Profits fell at JD Sports Fashion (JD.) in the year to January 2026 as hard-pressed consumers cut back on the latest snazzy sneakers, tracksuits and replica shirts. The FTSE 100 retailer also reported a 2.3% drop in like-for-like sales for the weather-blighted first quarter of FY27.
Which begs the question, why did shares in the athleisure giant rally in early deals today?
Well, investors focused on a return to growth in North America, JD Sports’ biggest region, in Q4.
The Bury-based company also demonstrated confidence in its medium-term prospects by bumping the dividend up 20% to 1.2p.
JD Sports clearly believes its shares are undervalued. The company recently kick-started a fresh £200 million share buyback supported by FY26’s near-40% rise in free cash flow.
Uphill running
JD Sports’ adjusted pre-tax profits fell 7.7% to £852 million in a difficult FY26 for the athleisure industry. That was slightly better than analysts had feared.
Total sales rose 10.5% to almost £12.7 billion, boosted by full-year contributions from the Hibbett and Courir acquisitions.
In North America, JD Sports’ sales trends sequentially improved through the year. This culminated in a return to like-for-like growth during peak trading in Q4.

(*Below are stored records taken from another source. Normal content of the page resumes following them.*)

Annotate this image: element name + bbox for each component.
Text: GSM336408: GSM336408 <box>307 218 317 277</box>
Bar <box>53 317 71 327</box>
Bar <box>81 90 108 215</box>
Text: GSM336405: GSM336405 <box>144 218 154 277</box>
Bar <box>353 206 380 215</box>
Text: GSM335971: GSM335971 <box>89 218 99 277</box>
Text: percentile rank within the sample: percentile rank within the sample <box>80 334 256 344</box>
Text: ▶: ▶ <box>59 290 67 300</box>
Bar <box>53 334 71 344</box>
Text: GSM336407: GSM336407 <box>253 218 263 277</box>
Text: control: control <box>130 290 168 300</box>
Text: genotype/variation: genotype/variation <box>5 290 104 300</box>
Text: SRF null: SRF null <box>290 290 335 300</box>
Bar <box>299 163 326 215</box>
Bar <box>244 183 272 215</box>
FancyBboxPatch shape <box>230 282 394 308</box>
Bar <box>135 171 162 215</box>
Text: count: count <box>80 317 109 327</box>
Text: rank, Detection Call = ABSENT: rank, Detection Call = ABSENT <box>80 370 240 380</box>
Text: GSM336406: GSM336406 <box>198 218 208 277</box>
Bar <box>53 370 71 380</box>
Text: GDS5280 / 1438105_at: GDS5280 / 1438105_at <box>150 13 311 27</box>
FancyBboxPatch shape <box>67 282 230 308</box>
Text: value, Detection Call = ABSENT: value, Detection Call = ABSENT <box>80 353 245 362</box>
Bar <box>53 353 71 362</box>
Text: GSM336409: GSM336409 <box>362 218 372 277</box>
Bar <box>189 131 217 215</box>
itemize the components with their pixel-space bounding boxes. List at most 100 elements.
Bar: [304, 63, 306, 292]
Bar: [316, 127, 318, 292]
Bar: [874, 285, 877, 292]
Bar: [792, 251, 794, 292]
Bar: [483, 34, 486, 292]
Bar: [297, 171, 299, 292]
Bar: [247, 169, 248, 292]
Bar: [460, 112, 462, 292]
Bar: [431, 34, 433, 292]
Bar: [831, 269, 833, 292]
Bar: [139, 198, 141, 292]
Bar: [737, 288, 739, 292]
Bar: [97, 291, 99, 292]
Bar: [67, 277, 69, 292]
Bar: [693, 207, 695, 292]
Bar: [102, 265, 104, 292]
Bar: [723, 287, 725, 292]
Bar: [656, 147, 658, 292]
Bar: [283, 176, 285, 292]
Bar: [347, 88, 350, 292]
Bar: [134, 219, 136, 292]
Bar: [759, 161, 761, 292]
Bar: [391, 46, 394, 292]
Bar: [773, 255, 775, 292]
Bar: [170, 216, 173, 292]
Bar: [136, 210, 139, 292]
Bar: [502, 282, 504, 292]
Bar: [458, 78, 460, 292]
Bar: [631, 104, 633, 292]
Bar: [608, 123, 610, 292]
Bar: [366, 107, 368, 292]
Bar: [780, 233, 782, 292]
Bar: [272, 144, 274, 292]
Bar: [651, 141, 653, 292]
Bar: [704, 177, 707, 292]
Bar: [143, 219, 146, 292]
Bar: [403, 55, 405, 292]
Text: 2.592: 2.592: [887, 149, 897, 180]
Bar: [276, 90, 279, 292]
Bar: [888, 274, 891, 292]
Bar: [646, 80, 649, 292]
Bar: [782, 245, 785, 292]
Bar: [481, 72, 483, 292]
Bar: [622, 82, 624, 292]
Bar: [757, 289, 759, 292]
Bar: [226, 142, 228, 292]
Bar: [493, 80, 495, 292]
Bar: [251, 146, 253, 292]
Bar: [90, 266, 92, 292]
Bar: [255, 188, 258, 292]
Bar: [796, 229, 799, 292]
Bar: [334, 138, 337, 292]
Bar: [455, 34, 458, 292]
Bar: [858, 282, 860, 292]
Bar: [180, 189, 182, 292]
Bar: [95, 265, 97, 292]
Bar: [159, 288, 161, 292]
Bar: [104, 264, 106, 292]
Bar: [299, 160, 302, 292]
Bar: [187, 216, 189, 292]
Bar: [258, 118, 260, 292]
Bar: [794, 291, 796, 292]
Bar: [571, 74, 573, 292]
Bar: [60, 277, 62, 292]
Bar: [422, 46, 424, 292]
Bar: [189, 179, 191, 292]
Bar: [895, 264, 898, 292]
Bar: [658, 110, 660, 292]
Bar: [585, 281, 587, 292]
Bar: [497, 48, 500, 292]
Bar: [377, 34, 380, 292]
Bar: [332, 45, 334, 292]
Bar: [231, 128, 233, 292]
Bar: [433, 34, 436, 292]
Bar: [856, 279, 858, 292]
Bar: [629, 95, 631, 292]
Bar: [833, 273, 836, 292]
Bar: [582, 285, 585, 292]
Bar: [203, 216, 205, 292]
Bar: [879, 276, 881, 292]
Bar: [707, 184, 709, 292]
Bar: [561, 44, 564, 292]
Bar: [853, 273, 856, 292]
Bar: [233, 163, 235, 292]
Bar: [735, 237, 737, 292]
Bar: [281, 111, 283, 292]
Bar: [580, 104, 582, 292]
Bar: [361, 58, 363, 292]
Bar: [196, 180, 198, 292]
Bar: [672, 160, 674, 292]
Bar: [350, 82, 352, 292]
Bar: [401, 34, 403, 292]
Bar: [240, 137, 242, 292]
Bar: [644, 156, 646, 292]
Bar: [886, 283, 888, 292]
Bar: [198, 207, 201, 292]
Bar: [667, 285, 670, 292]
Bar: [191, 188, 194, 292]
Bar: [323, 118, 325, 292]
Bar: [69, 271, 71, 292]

Elsewhere, like-for-like sales were down 1.2% in Europe in FY26. And organic sales fell 2.5% in the UK against a ‘tough consumer backdrop’, with JD’s brick-and-mortar stores suffering from lower footfall.
What did Schultz say?
Under-fire CEO Regis Schultz said: ‘We delivered a resilient performance, achieving organic sales growth of 2.1% despite tough market conditions.
‘Our deep understanding of our customers and lifestyle trends give us a clear view of how they want to shop and spend, allowing us to consistently deliver the right products, in the right places and at the right prices.
‘This customer‑led focus, alongside disciplined cost and capital management, supported a 36% increase in free cash flow.’
Schultz added: ‘Whilst we continue to expect muted market growth in FY27, we remain confident in JD Group’s medium‑term trajectory, underpinned by our strong brand partnerships and agile, multi‑brand model.’

JD Sports Fashion is a great business. But the shares have shed more than 60% of their value over the past five years and we see no rush to own them right now.
The youthful shoppers JD Sports targets are feeling the pinch and struggling to find employment. As a result, they are cutting back on the latest footwear and apparel. Unsurprisingly, management expects ‘muted market growth’ in the near term, even with the FIFA World Cup looming.
Furthermore, the impact of the Middle East conflict on consumer spending means JD Sports provided a wide FY27 profit guidance range of £750 million to £850 million. Even at the top of the range, that implies profits will go backwards this year.
And if JD Sports needs to discount product to remain competitive, that would squeeze gross margins and drive further earnings downgrades.